# Angie is a Jewel



## Country Lady (Oct 2, 2003)

I've sewn almost all of my life and have used regular straight pins. Now,I'm getting joint problems in my fingers and struggle with those small pins. Well, I saw on Facebook where Angie was using the flat head quilting pins when she altered the pink prom dress for the cute young lady. I rushed out an bought me some and they're great!! They are such a help for me. I'm not a quilter and had never thought of using quilting pins for dressmaking. I didn't realize they would be so sharp. Thank you Angie. What other tricks do you have up your sleeve?


----------



## AngieM2 (May 10, 2002)

I am so glad that it helped you. I'll have to think and see what else I might have up my sleeve.

Maybe others can put their neat ideas here to share, also.


----------



## cc (Jun 4, 2006)

This is an "oldie but goodie", use dental floss to sew on buttons.
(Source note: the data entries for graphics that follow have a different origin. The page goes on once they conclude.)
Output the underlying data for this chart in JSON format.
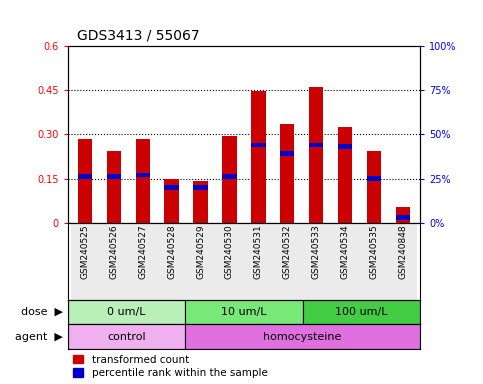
{
  "title": "GDS3413 / 55067",
  "samples": [
    "GSM240525",
    "GSM240526",
    "GSM240527",
    "GSM240528",
    "GSM240529",
    "GSM240530",
    "GSM240531",
    "GSM240532",
    "GSM240533",
    "GSM240534",
    "GSM240535",
    "GSM240848"
  ],
  "transformed_count": [
    0.285,
    0.245,
    0.285,
    0.148,
    0.143,
    0.296,
    0.447,
    0.335,
    0.462,
    0.325,
    0.245,
    0.055
  ],
  "percentile_pct": [
    26,
    26,
    27,
    20,
    20,
    26,
    44,
    39,
    44,
    43,
    25,
    3
  ],
  "ylim_left": [
    0,
    0.6
  ],
  "ylim_right": [
    0,
    100
  ],
  "yticks_left": [
    0,
    0.15,
    0.3,
    0.45,
    0.6
  ],
  "yticks_right": [
    0,
    25,
    50,
    75,
    100
  ],
  "ytick_labels_left": [
    "0",
    "0.15",
    "0.30",
    "0.45",
    "0.6"
  ],
  "ytick_labels_right": [
    "0%",
    "25%",
    "50%",
    "75%",
    "100%"
  ],
  "hlines": [
    0.15,
    0.3,
    0.45
  ],
  "dose_groups": [
    {
      "label": "0 um/L",
      "start": 0,
      "end": 4
    },
    {
      "label": "10 um/L",
      "start": 4,
      "end": 8
    },
    {
      "label": "100 um/L",
      "start": 8,
      "end": 12
    }
  ],
  "dose_colors": [
    "#b8f0b8",
    "#78e878",
    "#44cc44"
  ],
  "agent_groups": [
    {
      "label": "control",
      "start": 0,
      "end": 4
    },
    {
      "label": "homocysteine",
      "start": 4,
      "end": 12
    }
  ],
  "agent_colors": [
    "#f0b0f0",
    "#e070e0"
  ],
  "bar_color_red": "#cc0000",
  "bar_color_blue": "#0000cc",
  "bar_width": 0.5,
  "bg_color": "#ffffff",
  "plot_bg_color": "#ffffff",
  "title_fontsize": 10,
  "tick_fontsize": 7,
  "label_fontsize": 8,
  "legend_fontsize": 7.5,
  "sample_fontsize": 6.5
}
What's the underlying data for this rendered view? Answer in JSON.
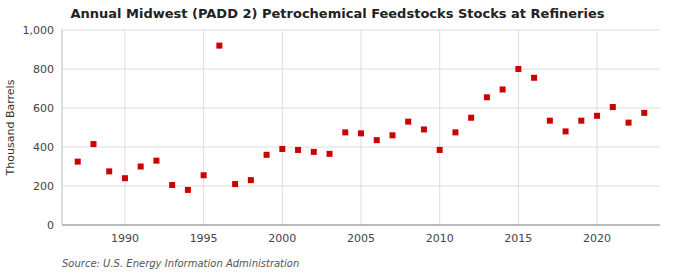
{
  "chart_data": {
    "type": "scatter",
    "title": "Annual Midwest (PADD 2) Petrochemical Feedstocks Stocks at Refineries",
    "ylabel": "Thousand Barrels",
    "annotations": [
      "Source: U.S. Energy Information Administration"
    ],
    "x": [
      1987,
      1988,
      1989,
      1990,
      1991,
      1992,
      1993,
      1994,
      1995,
      1996,
      1997,
      1998,
      1999,
      2000,
      2001,
      2002,
      2003,
      2004,
      2005,
      2006,
      2007,
      2008,
      2009,
      2010,
      2011,
      2012,
      2013,
      2014,
      2015,
      2016,
      2017,
      2018,
      2019,
      2020,
      2021,
      2022,
      2023
    ],
    "values": [
      325,
      415,
      275,
      240,
      300,
      330,
      205,
      180,
      255,
      920,
      210,
      230,
      360,
      390,
      385,
      375,
      365,
      475,
      470,
      435,
      460,
      530,
      490,
      385,
      475,
      550,
      655,
      695,
      800,
      755,
      535,
      480,
      535,
      560,
      605,
      525,
      575
    ],
    "color": "#cc0000",
    "marker": "square",
    "grid": true,
    "xlim": [
      1986,
      2024
    ],
    "ylim": [
      0,
      1000
    ],
    "xticks": [
      1990,
      1995,
      2000,
      2005,
      2010,
      2015,
      2020
    ],
    "yticks": [
      0,
      200,
      400,
      600,
      800,
      {
        "value": 1000,
        "label": "1,000"
      }
    ]
  }
}
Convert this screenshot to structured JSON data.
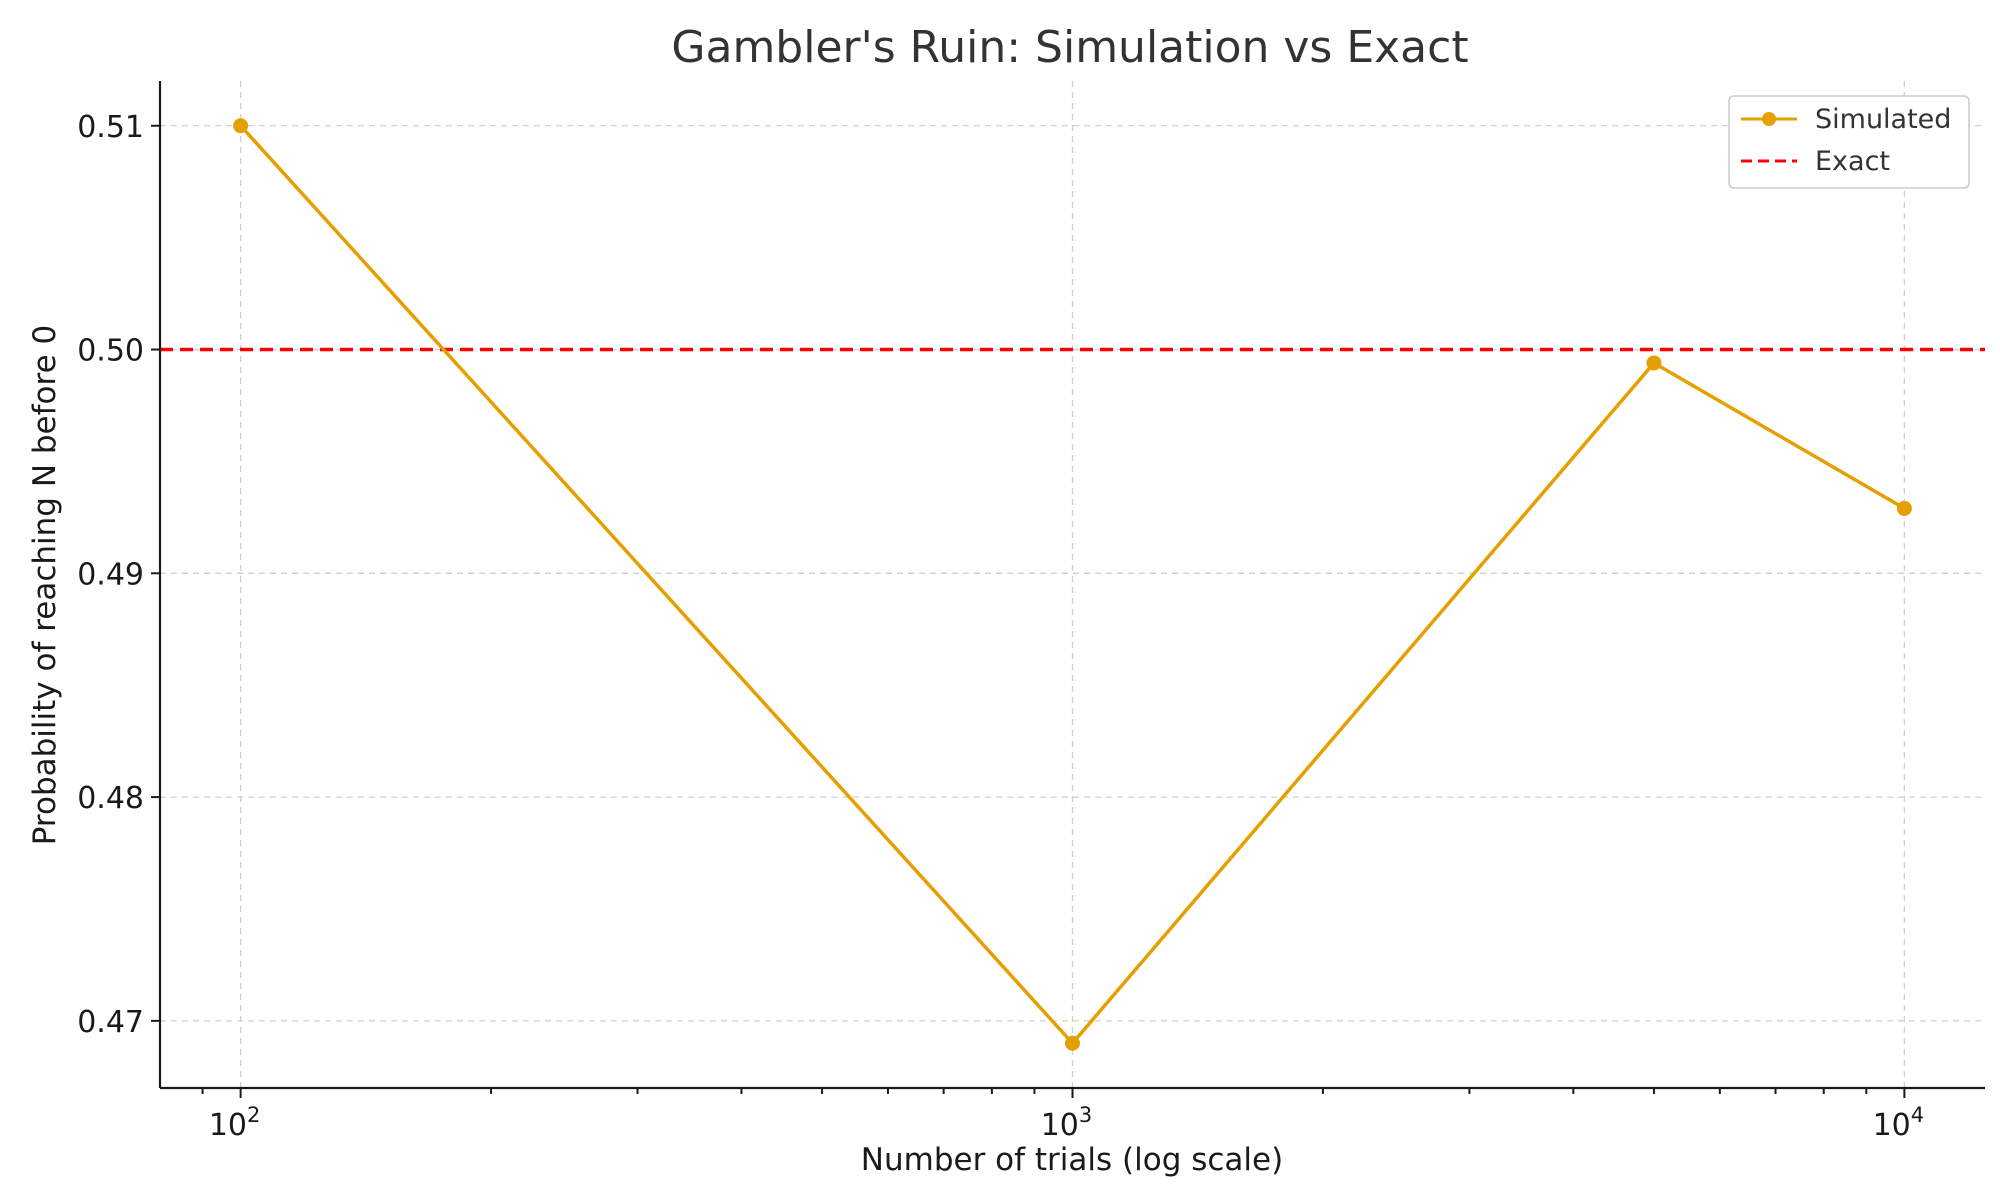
{
  "chart_data": {
    "type": "line",
    "title": "Gambler's Ruin: Simulation vs Exact",
    "xlabel": "Number of trials (log scale)",
    "ylabel": "Probability of reaching N before 0",
    "x_scale": "log",
    "xlim": [
      80,
      12500
    ],
    "ylim": [
      0.467,
      0.512
    ],
    "x_ticks": [
      {
        "value": 100,
        "base": "10",
        "exp": "2"
      },
      {
        "value": 1000,
        "base": "10",
        "exp": "3"
      },
      {
        "value": 10000,
        "base": "10",
        "exp": "4"
      }
    ],
    "y_ticks": [
      {
        "value": 0.47,
        "label": "0.47"
      },
      {
        "value": 0.48,
        "label": "0.48"
      },
      {
        "value": 0.49,
        "label": "0.49"
      },
      {
        "value": 0.5,
        "label": "0.50"
      },
      {
        "value": 0.51,
        "label": "0.51"
      }
    ],
    "grid": true,
    "legend_position": "top-right",
    "series": [
      {
        "name": "Simulated",
        "style": "line-with-markers",
        "color": "#E69F00",
        "points": [
          {
            "x": 100,
            "y": 0.51
          },
          {
            "x": 1000,
            "y": 0.469
          },
          {
            "x": 5000,
            "y": 0.4994
          },
          {
            "x": 10000,
            "y": 0.4929
          }
        ]
      },
      {
        "name": "Exact",
        "style": "dashed-horizontal",
        "color": "#ff0000",
        "y": 0.5
      }
    ]
  }
}
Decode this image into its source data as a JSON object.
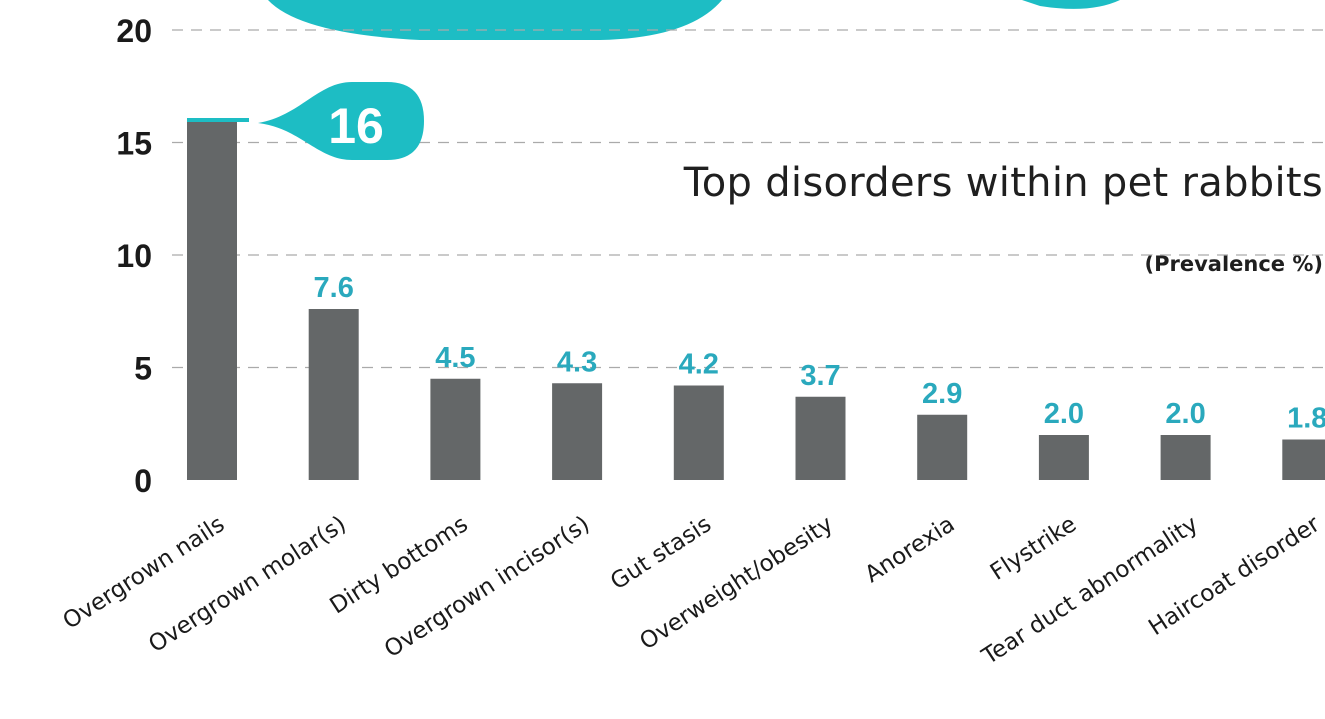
{
  "chart_data": {
    "type": "bar",
    "title": "Top disorders within pet rabbits",
    "subtitle": "(Prevalence %)",
    "categories": [
      "Overgrown nails",
      "Overgrown molar(s)",
      "Dirty bottoms",
      "Overgrown incisor(s)",
      "Gut stasis",
      "Overweight/obesity",
      "Anorexia",
      "Flystrike",
      "Tear duct abnormality",
      "Haircoat disorder"
    ],
    "values": [
      16,
      7.6,
      4.5,
      4.3,
      4.2,
      3.7,
      2.9,
      2.0,
      2.0,
      1.8
    ],
    "value_labels": [
      "16",
      "7.6",
      "4.5",
      "4.3",
      "4.2",
      "3.7",
      "2.9",
      "2.0",
      "2.0",
      "1.8"
    ],
    "ylim": [
      0,
      20
    ],
    "yticks": [
      "0",
      "5",
      "10",
      "15",
      "20"
    ],
    "grid": true,
    "xlabel": "",
    "ylabel": "",
    "colors": {
      "bar": "#646768",
      "accent": "#1dbdc4",
      "value_label": "#2aa9bd",
      "grid": "#aaaaaa"
    }
  }
}
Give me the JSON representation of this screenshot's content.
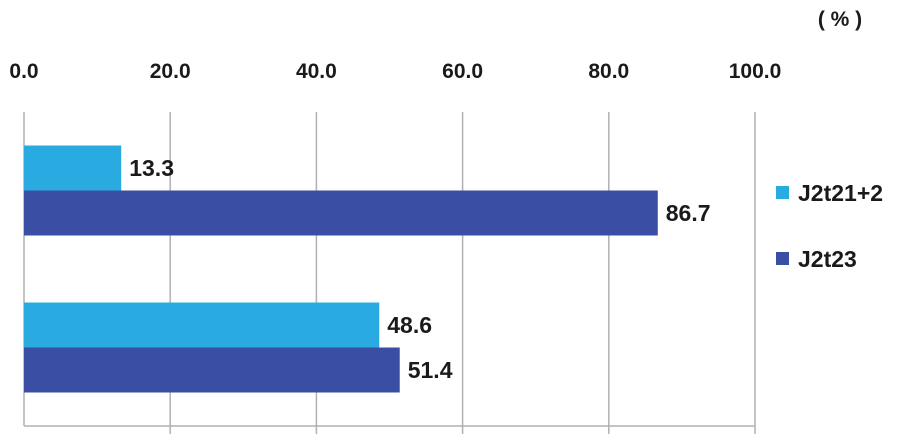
{
  "chart_data": {
    "type": "bar",
    "orientation": "horizontal",
    "unit": "( % )",
    "title": "",
    "xlabel": "",
    "ylabel": "",
    "xlim": [
      0,
      100
    ],
    "ticks": [
      "0.0",
      "20.0",
      "40.0",
      "60.0",
      "80.0",
      "100.0"
    ],
    "tick_values": [
      0,
      20,
      40,
      60,
      80,
      100
    ],
    "grid": "vertical",
    "categories": [
      "",
      ""
    ],
    "series": [
      {
        "name": "J2t21+2",
        "color": "#29abe2",
        "values": [
          13.3,
          48.6
        ],
        "labels": [
          "13.3",
          "48.6"
        ]
      },
      {
        "name": "J2t23",
        "color": "#3a4fa3",
        "values": [
          86.7,
          51.4
        ],
        "labels": [
          "86.7",
          "51.4"
        ]
      }
    ],
    "legend_position": "right"
  }
}
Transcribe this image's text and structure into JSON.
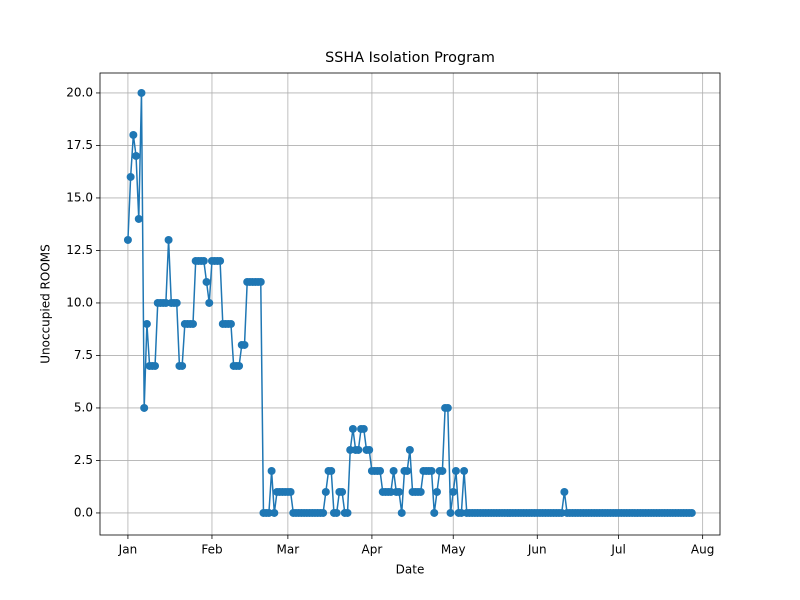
{
  "chart_data": {
    "type": "line",
    "title": "SSHA Isolation Program",
    "x_label": "Date",
    "y_label": "Unoccupied ROOMS",
    "color": "#1f77b4",
    "grid": true,
    "x": [
      0,
      1,
      2,
      3,
      4,
      5,
      6,
      7,
      8,
      9,
      10,
      11,
      12,
      13,
      14,
      15,
      16,
      17,
      18,
      19,
      20,
      21,
      22,
      23,
      24,
      25,
      26,
      27,
      28,
      29,
      30,
      31,
      32,
      33,
      34,
      35,
      36,
      37,
      38,
      39,
      40,
      41,
      42,
      43,
      44,
      45,
      46,
      47,
      48,
      49,
      50,
      51,
      52,
      53,
      54,
      55,
      56,
      57,
      58,
      59,
      60,
      61,
      62,
      63,
      64,
      65,
      66,
      67,
      68,
      69,
      70,
      71,
      72,
      73,
      74,
      75,
      76,
      77,
      78,
      79,
      80,
      81,
      82,
      83,
      84,
      85,
      86,
      87,
      88,
      89,
      90,
      91,
      92,
      93,
      94,
      95,
      96,
      97,
      98,
      99,
      100,
      101,
      102,
      103,
      104,
      105,
      106,
      107,
      108,
      109,
      110,
      111,
      112,
      113,
      114,
      115,
      116,
      117,
      118,
      119,
      120,
      121,
      122,
      123,
      124,
      125,
      126,
      127,
      128,
      129,
      130,
      131,
      132,
      133,
      134,
      135,
      136,
      137,
      138,
      139,
      140,
      141,
      142,
      143,
      144,
      145,
      146,
      147,
      148,
      149,
      150,
      151,
      152,
      153,
      154,
      155,
      156,
      157,
      158,
      159,
      160,
      161,
      162,
      163,
      164,
      165,
      166,
      167,
      168,
      169,
      170,
      171,
      172,
      173,
      174,
      175,
      176,
      177,
      178,
      179,
      180,
      181,
      182,
      183,
      184,
      185,
      186,
      187,
      188,
      189,
      190,
      191,
      192,
      193,
      194,
      195,
      196,
      197,
      198,
      199,
      200,
      201,
      202,
      203,
      204,
      205,
      206,
      207,
      208
    ],
    "values": [
      13,
      16,
      18,
      17,
      14,
      20,
      5,
      9,
      7,
      7,
      7,
      10,
      10,
      10,
      10,
      13,
      10,
      10,
      10,
      7,
      7,
      9,
      9,
      9,
      9,
      12,
      12,
      12,
      12,
      11,
      10,
      12,
      12,
      12,
      12,
      9,
      9,
      9,
      9,
      7,
      7,
      7,
      8,
      8,
      11,
      11,
      11,
      11,
      11,
      11,
      0,
      0,
      0,
      2,
      0,
      1,
      1,
      1,
      1,
      1,
      1,
      0,
      0,
      0,
      0,
      0,
      0,
      0,
      0,
      0,
      0,
      0,
      0,
      1,
      2,
      2,
      0,
      0,
      1,
      1,
      0,
      0,
      3,
      4,
      3,
      3,
      4,
      4,
      3,
      3,
      2,
      2,
      2,
      2,
      1,
      1,
      1,
      1,
      2,
      1,
      1,
      0,
      2,
      2,
      3,
      1,
      1,
      1,
      1,
      2,
      2,
      2,
      2,
      0,
      1,
      2,
      2,
      5,
      5,
      0,
      1,
      2,
      0,
      0,
      2,
      0,
      0,
      0,
      0,
      0,
      0,
      0,
      0,
      0,
      0,
      0,
      0,
      0,
      0,
      0,
      0,
      0,
      0,
      0,
      0,
      0,
      0,
      0,
      0,
      0,
      0,
      0,
      0,
      0,
      0,
      0,
      0,
      0,
      0,
      0,
      0,
      1,
      0,
      0,
      0,
      0,
      0,
      0,
      0,
      0,
      0,
      0,
      0,
      0,
      0,
      0,
      0,
      0,
      0,
      0,
      0,
      0,
      0,
      0,
      0,
      0,
      0,
      0,
      0,
      0,
      0,
      0,
      0,
      0,
      0,
      0,
      0,
      0,
      0,
      0,
      0,
      0,
      0,
      0,
      0,
      0,
      0,
      0,
      0
    ],
    "xlim": [
      -10.3,
      218.4
    ],
    "ylim": [
      -1.05,
      20.95
    ],
    "xticks": [
      {
        "value": 0,
        "label": "Jan"
      },
      {
        "value": 31,
        "label": "Feb"
      },
      {
        "value": 59,
        "label": "Mar"
      },
      {
        "value": 90,
        "label": "Apr"
      },
      {
        "value": 120,
        "label": "May"
      },
      {
        "value": 151,
        "label": "Jun"
      },
      {
        "value": 181,
        "label": "Jul"
      },
      {
        "value": 212,
        "label": "Aug"
      }
    ],
    "yticks": [
      {
        "value": 0,
        "label": "0.0"
      },
      {
        "value": 2.5,
        "label": "2.5"
      },
      {
        "value": 5,
        "label": "5.0"
      },
      {
        "value": 7.5,
        "label": "7.5"
      },
      {
        "value": 10,
        "label": "10.0"
      },
      {
        "value": 12.5,
        "label": "12.5"
      },
      {
        "value": 15,
        "label": "15.0"
      },
      {
        "value": 17.5,
        "label": "17.5"
      },
      {
        "value": 20,
        "label": "20.0"
      }
    ]
  }
}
This is really good to do when sewing on buttons for winter coats and kids clothes that have a lot of stress put on them. The only thing to remember is to be sure and stitch over a straight pin so that it isn't so tight to the garment unless the button has a shaft then it isn't necessary. I restitch the buttons as soon as I purchase a coat or jacket so I don't have to replace them all after losing one. True story, my DH asked me why he shirt smelled funny so I did a "sniff test" and realized that I had used mint flavored floss to sew on a button! The smell washed out when it went though the laundry but it was just kind of funny.


----------



## bopeep (Apr 2, 2007)

Angie is one smart lady...and so is CC.......both of these are great ideas....
bopeep


----------